Tag 1: Anreise und Aufstieg zur Breslauer Hütte
 
Wir blieben noch einige Minuten im Auto sitzen ... vielleicht wird das Wetter ja besser? Nein, bei Regenwetter machten wir uns auf die Tour: der höchste Tirol sollte es werden, mit Zwischenrast in der Breslauer Hütte - mit voller Ausrüstung stiegen wir auf.

Unser Auto wurde an den Rofenhöfen geparkt (Zufahrt gesperrt), aber wir sprachen vorher mit der freundlichen Bergführerstelle in Vent, man sagte ... das gehe schon in Ordnung.
Gegenüber am Hang wurde eine Schaafherde getrieben.
Wir stampften den Weg aufwärts, vor uns lagen wohl 900 Höhenmeter bis zur Breslauer Hütte ... und da machte uns der Regen oder besser die Regenkleidung schon zu schaffen - wir nutzten jede Möglichkeit zur Lüftung ... unterwegs wechselte dann der Regen zu Schnee, es kühlte ab ... im dichten Nebel erreichten wir nach 2 Stunden die Hütte auf 2844m.
Die Hütte selbst war noch geschlossen, wir wollten im Winterhaus übernachten. Wir waren etwas überrascht, die 22 verfügbaren Betten waren ... nach unserer Ankunft und mit uns ... alle belegt.
Das Winterhaus hat kein Wasser oder Strom, aber nahe dem Haus gibt es eine Quelle und ich machte mich auf, die Wasservorräte zu befüllen.

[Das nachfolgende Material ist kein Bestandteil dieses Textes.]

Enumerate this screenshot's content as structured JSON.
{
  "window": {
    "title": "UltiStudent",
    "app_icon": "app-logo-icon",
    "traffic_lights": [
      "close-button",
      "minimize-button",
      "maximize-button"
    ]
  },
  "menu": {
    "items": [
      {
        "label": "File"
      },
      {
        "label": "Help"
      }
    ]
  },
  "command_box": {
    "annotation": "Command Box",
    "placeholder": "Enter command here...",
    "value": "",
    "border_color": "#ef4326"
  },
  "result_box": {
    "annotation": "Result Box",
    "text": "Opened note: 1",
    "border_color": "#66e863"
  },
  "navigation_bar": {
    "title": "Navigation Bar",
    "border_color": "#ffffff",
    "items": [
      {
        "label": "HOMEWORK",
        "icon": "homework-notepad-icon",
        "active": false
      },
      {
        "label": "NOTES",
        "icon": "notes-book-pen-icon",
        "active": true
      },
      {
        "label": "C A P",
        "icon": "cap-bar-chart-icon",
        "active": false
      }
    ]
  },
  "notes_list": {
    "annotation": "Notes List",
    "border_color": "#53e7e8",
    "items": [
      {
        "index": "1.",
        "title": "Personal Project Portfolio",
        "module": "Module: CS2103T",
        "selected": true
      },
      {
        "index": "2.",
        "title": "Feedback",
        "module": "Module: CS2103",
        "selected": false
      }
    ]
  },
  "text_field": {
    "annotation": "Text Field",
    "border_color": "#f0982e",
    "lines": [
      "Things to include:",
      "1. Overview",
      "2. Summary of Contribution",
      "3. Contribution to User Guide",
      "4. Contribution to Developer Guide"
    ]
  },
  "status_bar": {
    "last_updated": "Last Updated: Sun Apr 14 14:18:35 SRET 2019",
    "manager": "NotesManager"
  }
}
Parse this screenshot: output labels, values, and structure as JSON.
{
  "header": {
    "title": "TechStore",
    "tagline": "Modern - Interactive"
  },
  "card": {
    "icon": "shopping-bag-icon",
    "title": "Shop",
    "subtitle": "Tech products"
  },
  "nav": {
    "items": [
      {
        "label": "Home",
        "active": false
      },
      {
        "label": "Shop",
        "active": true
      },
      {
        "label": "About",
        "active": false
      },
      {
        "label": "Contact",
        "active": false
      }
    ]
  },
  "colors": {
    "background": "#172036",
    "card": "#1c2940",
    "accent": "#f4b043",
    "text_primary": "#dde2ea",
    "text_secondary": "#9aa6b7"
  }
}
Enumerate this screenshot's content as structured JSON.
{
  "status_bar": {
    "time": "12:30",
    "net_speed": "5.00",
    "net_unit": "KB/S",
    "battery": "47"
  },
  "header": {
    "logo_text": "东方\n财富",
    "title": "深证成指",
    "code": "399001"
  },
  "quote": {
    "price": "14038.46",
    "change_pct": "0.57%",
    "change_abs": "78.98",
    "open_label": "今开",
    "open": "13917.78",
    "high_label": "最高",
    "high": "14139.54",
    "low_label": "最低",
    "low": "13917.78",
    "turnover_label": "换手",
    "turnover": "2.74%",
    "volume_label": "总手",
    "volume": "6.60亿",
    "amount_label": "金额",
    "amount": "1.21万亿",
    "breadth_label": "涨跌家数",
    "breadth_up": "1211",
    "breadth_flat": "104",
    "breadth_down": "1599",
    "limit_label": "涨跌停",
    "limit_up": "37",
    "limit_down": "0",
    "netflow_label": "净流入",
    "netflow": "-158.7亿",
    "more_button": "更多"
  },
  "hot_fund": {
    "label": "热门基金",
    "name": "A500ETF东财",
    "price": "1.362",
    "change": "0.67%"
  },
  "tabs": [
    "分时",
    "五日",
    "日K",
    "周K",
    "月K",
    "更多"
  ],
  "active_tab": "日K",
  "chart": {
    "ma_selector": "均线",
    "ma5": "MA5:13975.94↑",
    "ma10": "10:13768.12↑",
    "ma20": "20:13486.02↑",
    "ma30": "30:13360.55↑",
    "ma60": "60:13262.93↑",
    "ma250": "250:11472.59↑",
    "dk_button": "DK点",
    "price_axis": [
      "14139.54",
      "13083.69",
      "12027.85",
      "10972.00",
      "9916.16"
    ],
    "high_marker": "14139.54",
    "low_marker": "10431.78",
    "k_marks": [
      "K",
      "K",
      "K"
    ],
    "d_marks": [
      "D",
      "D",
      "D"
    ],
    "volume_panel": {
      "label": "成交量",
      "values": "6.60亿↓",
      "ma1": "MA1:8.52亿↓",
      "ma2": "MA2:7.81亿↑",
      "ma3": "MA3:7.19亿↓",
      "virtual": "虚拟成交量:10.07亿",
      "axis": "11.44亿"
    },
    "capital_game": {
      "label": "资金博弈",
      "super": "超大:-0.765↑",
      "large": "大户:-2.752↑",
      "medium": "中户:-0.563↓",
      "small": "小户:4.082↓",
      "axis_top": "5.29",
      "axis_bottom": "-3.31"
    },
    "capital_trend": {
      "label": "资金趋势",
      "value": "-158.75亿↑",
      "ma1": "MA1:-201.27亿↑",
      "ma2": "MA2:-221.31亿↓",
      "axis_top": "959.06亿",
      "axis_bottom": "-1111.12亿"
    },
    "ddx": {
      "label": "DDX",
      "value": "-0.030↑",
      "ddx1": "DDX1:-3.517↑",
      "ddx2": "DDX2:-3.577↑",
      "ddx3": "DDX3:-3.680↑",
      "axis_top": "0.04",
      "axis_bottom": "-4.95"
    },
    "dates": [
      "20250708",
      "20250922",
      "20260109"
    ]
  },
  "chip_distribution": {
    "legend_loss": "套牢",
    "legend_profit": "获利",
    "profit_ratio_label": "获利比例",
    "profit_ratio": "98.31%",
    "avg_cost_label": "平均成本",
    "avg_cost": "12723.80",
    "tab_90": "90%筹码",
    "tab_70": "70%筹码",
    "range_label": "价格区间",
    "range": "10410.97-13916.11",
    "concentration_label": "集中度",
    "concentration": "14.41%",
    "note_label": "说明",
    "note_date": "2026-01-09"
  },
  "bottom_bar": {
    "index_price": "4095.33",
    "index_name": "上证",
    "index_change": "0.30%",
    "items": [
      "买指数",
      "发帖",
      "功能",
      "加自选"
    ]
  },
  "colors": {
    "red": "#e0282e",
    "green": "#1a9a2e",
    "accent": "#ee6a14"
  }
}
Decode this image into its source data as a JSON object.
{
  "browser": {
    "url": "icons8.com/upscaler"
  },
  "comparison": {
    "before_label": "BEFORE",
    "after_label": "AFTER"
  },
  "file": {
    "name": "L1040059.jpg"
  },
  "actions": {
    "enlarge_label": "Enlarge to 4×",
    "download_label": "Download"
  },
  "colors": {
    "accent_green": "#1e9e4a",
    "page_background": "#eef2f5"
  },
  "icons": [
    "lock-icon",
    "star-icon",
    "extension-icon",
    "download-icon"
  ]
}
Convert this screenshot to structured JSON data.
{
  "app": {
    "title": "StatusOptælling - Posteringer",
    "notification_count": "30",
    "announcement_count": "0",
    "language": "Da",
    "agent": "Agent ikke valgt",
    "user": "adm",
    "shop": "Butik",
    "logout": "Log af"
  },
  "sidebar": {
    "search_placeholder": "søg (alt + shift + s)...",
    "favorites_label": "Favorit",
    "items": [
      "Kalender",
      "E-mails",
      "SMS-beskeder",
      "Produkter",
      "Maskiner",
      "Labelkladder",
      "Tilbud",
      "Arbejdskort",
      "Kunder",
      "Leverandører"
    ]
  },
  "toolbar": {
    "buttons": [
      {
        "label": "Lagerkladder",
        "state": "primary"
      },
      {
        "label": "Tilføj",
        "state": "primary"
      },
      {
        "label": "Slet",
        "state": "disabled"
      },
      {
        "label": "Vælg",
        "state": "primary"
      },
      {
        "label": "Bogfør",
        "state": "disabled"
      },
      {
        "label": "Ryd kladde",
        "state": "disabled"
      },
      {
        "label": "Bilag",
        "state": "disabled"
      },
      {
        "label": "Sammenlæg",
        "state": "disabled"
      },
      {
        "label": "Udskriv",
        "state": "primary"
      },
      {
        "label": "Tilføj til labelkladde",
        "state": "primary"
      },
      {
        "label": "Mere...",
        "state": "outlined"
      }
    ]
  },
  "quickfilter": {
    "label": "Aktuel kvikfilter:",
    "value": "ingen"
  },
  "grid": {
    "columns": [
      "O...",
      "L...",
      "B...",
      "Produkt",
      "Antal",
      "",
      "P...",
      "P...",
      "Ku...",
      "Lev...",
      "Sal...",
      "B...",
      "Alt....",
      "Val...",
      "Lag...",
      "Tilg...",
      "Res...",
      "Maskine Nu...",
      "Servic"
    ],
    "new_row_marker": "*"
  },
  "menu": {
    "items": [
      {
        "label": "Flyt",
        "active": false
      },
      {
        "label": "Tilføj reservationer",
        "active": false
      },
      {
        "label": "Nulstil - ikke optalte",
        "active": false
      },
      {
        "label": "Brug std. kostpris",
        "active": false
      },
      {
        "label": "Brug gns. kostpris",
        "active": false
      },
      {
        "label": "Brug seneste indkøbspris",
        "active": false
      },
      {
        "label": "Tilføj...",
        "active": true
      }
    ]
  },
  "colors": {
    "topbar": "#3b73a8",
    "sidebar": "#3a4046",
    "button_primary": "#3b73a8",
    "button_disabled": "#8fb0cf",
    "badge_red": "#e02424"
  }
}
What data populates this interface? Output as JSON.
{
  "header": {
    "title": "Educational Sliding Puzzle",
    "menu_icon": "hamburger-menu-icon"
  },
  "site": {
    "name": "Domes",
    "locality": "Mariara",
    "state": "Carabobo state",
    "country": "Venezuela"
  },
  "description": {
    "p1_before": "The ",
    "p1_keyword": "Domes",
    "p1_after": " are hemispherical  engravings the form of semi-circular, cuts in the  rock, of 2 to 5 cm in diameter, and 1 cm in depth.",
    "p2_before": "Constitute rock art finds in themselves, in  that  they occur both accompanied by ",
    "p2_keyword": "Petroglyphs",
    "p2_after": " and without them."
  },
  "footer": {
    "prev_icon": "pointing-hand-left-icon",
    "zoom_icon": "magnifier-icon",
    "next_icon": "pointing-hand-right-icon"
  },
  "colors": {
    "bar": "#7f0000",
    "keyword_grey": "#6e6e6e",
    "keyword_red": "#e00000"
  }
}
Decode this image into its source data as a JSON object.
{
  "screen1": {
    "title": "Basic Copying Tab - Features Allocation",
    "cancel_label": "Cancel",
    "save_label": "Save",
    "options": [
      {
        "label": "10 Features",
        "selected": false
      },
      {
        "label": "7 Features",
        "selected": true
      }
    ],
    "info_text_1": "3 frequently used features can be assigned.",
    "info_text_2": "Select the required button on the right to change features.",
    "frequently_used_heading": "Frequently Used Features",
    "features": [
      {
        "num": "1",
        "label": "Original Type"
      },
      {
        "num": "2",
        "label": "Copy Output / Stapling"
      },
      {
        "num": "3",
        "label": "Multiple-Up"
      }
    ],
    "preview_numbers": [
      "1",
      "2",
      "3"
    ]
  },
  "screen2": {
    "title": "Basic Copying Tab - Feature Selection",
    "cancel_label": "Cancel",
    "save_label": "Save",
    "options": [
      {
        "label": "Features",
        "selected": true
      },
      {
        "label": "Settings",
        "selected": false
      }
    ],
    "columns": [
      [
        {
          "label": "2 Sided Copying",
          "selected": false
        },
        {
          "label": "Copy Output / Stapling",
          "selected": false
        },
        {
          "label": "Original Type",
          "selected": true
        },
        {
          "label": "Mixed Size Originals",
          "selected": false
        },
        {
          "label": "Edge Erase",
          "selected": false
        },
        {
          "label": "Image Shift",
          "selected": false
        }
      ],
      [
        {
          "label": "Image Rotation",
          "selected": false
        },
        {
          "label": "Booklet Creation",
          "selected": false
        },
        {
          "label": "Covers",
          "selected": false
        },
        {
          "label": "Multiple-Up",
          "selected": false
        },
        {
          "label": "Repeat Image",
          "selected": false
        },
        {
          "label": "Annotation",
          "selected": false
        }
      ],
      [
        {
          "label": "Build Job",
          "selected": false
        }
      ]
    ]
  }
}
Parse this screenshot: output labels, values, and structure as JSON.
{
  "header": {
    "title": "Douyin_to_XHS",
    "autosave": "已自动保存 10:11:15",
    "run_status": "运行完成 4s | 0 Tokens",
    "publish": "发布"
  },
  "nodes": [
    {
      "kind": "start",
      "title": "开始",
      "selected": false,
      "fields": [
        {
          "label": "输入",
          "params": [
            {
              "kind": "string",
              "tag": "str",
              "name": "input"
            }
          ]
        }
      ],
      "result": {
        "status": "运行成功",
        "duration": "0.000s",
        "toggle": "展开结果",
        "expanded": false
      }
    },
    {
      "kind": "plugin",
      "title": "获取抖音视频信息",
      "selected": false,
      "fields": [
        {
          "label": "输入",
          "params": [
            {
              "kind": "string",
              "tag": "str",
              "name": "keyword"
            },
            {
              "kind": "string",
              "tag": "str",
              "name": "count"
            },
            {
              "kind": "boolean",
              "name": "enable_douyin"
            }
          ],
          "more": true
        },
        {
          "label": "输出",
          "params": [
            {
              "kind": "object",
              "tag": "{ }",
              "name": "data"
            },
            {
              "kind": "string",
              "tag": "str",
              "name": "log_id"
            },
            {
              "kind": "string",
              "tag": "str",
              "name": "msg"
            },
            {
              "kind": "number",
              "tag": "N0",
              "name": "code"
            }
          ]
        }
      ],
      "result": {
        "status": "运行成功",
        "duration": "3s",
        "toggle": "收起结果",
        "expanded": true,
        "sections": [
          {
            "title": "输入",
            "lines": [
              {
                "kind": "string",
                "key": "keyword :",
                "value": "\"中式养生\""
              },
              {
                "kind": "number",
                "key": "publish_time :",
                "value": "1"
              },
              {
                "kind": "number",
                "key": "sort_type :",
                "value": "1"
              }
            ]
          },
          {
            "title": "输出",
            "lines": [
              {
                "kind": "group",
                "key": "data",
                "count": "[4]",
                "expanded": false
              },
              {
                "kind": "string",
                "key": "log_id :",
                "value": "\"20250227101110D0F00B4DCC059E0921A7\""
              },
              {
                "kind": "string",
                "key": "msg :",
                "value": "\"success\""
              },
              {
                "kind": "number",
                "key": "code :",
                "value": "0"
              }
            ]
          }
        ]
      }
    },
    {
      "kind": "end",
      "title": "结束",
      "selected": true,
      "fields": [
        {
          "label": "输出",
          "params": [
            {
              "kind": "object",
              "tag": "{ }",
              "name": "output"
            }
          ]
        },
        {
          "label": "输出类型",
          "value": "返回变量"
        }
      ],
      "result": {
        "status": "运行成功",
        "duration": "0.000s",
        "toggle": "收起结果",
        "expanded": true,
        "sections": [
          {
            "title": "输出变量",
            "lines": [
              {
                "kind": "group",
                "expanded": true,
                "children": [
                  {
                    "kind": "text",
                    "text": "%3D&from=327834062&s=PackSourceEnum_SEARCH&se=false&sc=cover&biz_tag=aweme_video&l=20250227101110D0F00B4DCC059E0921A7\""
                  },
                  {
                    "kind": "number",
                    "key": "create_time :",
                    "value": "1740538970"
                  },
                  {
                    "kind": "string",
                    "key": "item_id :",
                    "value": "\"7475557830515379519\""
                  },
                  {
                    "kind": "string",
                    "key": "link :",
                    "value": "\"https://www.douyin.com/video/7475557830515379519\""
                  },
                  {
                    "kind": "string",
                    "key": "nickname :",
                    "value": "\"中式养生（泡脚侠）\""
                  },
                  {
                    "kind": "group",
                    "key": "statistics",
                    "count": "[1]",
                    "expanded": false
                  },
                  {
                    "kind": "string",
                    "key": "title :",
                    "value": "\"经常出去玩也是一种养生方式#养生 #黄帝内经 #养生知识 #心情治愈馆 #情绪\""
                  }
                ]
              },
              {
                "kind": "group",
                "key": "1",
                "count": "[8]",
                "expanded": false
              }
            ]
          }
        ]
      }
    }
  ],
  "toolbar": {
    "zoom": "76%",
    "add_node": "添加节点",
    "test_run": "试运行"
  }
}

Bis zur Quelle läuft man nur wenige Meter, man findet ein grob markiertes Rohr etwas unterhalb des Weges.
Der Schneefall nahm zu und ich machte mir Gedanken, ob die Besteigung der Wildspitze erfolgreich werden würde ... man hatte nur ein kleines Schönwetterfenster vorhergesagt, nur wenige Sonnenstunden würden uns erwarten.
Ich erreichte das Winterhaus wieder.
Innen hatte man es sich schon gemütlich gemacht, der Gemeinschaftsraum war voll belegt. Die Kleidung wurde an allen möglichen und unmöglichen Punkten zum Trocknen aufgehangen, es wurde gegessen.

Und wir fanden in einer Berliner Truppe Verbündete, die den gleichen Weg gehen wollten. Total verunsichert über das immer noch schlechte Wetter verabredeten wir uns auf die Weckzeit 5 Uhr - sollte es einigermaßen klar sein, wollten wir zusammen aufsteigen.
Ein paar Tschechen rückten zusammen, so hatten wir sogar unsere eigene Schlafabteilung: wir schliefen oben im Haus und das war auch gut so, unten heizte man am Abend zu kräftig ein.

Und wir schliefen gar nicht mal so schlecht:).
Am ersten Tag starteten wir von Sölden, Vent, von den Rofenhöfen zur Breslauer Hütte.

Abends holte ich Trinkwasser von der 300m entfernten Quelle.